Где-то в недрах здания послышался негромкий звук, похожий на призыв о помощи. Он донесся всего один раз, и его услышала одна Джулия: она прислушалась и подошла к двери. Вера оторвала взгляд от тусклого подсвечника и с интересом на нее посмотрела:
– Ты все-таки пойдешь за ним?
– Мне показалось, что дядя Том зовет нас, - тихо произнесла девочка.
– Вот именно, показалось... В этом ужасном доме может показаться все, что угодно. Надеюсь ты не пойдешь вниз?
– Но он звал нас, - наивные детские глаза смотрели на Снегиреву с надеждой и не встречали никакой поддержки.
– Давайте сходим... Вера скривилась:
– Низа что! И ты не пойдешь, девочка, тебе нечего там делать... Уже темнеет.
– А вы?
– Джулия с надеждой посмотрела на ушедшую в себя Дженнис. Та мельком взглянула на дверь и снова вперилась в потолок, равнодушно при этом бросив:
– Все равно все мы здесь умрем!
Джулия побледнела, но от двери не отошла:
– Пойдемте, дядя Том надеется на нас... Он оставил нам пистолет... Ему может быть очень плохо..., - едва не плача говорила девочка.
– Что ты все заладила: дядя Том, дядя Том, никто из нас ему не поможет. Лично я не умею стрелять из этой штуки, - Снегирева посмотрела на револьвер, как на гремучую змею.
– Я пойду, посмотрю, - упрямо поджав губы, всхлипнула Джулия и открыла дверь. Снегирева рванулась к двери словно пушечное ядро и схватила девочку за руку:
– Стой, ненормальная!
– едва не задохнувшись, выпалила она.
– Я не пущу тебя! Он мужчина, он справится, слышишь?
Джулия не стала вырываться, и Вера отпустила ее маленькую ручонку.
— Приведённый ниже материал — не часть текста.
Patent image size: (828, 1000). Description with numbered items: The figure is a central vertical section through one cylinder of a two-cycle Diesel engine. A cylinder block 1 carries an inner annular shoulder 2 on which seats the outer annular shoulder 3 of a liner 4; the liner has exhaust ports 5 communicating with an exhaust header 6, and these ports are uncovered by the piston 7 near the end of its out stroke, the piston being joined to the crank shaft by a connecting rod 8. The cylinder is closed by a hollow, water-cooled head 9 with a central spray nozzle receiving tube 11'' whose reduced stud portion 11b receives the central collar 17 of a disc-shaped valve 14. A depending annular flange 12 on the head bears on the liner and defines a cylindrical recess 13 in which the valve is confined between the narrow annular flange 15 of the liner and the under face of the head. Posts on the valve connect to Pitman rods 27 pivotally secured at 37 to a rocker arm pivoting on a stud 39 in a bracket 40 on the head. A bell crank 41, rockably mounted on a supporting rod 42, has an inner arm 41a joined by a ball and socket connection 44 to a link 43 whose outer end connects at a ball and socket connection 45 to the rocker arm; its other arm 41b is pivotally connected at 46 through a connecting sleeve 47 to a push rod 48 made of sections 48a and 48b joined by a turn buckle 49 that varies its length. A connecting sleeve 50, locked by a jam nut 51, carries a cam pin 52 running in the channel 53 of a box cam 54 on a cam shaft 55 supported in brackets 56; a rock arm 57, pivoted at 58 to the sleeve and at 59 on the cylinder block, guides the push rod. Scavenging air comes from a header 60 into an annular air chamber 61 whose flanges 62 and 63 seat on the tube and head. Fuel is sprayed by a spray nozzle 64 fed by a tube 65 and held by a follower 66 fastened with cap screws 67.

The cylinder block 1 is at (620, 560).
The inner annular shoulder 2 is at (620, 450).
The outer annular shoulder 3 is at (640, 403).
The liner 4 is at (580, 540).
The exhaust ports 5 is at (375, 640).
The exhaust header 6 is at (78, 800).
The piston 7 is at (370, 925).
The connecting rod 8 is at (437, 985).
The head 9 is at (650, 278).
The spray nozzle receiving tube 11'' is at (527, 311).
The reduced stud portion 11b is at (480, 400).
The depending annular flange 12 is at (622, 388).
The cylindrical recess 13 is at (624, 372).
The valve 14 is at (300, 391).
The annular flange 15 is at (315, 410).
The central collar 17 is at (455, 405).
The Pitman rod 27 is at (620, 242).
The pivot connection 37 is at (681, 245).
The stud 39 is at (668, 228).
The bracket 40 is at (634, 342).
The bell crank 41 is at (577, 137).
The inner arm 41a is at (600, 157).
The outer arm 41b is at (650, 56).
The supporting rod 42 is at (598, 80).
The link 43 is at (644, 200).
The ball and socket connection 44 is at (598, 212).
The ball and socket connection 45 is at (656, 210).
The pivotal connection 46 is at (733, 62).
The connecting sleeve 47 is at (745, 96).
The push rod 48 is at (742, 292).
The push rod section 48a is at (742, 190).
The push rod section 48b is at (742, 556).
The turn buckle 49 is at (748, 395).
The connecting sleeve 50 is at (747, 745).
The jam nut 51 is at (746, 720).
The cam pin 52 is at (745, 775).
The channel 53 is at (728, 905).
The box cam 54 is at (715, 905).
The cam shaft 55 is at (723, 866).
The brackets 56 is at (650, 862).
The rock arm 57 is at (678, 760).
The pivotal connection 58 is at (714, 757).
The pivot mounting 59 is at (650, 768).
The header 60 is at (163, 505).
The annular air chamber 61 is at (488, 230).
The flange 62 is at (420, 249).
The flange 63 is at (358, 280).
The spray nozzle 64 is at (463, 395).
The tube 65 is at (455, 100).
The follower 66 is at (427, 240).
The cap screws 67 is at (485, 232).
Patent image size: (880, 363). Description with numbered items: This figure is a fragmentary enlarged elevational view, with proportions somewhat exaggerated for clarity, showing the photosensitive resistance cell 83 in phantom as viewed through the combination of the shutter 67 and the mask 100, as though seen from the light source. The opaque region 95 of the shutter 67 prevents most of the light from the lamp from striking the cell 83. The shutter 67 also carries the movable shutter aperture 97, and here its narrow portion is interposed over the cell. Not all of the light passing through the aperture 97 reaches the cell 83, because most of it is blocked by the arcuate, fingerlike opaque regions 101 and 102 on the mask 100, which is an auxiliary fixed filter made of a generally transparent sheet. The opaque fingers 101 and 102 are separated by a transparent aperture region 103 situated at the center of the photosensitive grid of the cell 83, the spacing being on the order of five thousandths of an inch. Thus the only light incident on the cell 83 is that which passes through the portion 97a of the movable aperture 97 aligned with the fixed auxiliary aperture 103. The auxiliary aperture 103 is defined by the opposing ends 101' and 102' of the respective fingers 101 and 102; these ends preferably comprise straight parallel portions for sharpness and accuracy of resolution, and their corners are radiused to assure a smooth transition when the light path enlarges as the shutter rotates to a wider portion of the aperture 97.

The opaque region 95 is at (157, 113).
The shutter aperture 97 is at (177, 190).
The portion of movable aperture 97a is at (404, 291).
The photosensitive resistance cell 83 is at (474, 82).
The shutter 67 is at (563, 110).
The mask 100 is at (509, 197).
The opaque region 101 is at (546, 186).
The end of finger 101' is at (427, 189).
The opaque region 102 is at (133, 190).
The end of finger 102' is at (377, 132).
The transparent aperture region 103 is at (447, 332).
– Ты же не пойдешь, ведь правда? Сейчас мы вернемся в комнату и будем ждать всех остальных. Они скоро вернутся. Ну..., пойдем? – девушка подтолкнула Джулию к двери, но та, совершенно неожиданно увернулась и бросилась через бильярдную на первый этаж. Снегирева оцепенела, мысленно призналась себе, что сама бы туда никогда не пошла. Она вернулась в спальню, взяла револьвер. Повертела его в руках с таким видом, словно держала препарированную лягушку. Сделала шаг к выходу, затем остановилась, задумавшись и, наконец, бросив револьвер на пол, подбежала к двери и приперла ее спиной. Она часто и глубоко дышала, а ее грудь то поднимала, то опускала ее блузку.